The wind was abruptly taken out of the sails of Sen. John Kerry, Massachusetts Democrat, who recently advocated an early pullout because of the Iraqi failure to establish a national unity government.
Prime Minister Ibrahim al-Jaafari, facing reality that he was not going to be able to do so, stepped down and made way for a more effective negotiator, Jawad al-Maliki, to take over the reins as prime minister. Oval Office wannabe Mr. Kerry, belatedly recalling the seven years it took for an American government to be established after the end of the Revolutionary War, graciously conceded that he would allow the new prime minister a little more time.
WILLIAM H. SMITH
Palm Desert, Calif.
Supreme Court is too serious for TV
In his column “Televise Supreme Court arguments” (Op-Ed, Monday), Nat Hentoff surprised me with his support of the notion that Supreme Court arguments should be televised. I expected more nuance in his judgment of democracy as our Founding Fathers defined it.

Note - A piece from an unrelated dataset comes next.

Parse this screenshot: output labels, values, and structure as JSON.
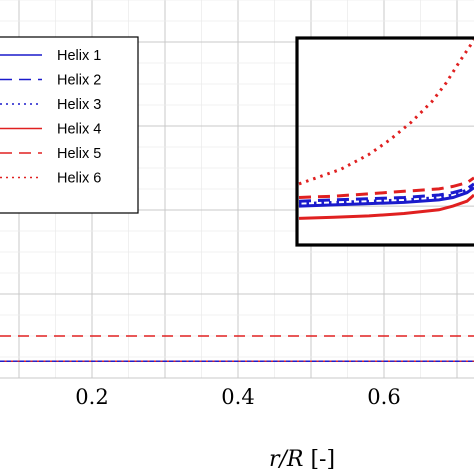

Television cameras in the Supreme Court would be a valuable educational tool, Mr. Hentoff argues. I think the founders would have been terrified by the notion. They would have had the foresight to comprehend the result as mob rule in the end. The public would largely ignore the show, and the demagogues would make hay with it to serve their political purposes. The justices, being human, would be influenced in the way they frame their questions for fear of the public emotion they might trigger. The whole experience might result in more drama or comedy but less jurisprudence.
The reality show “Judge Judy” is one thing, but this is serious stuff, and Mr. Hentoff, I thought, would have known better.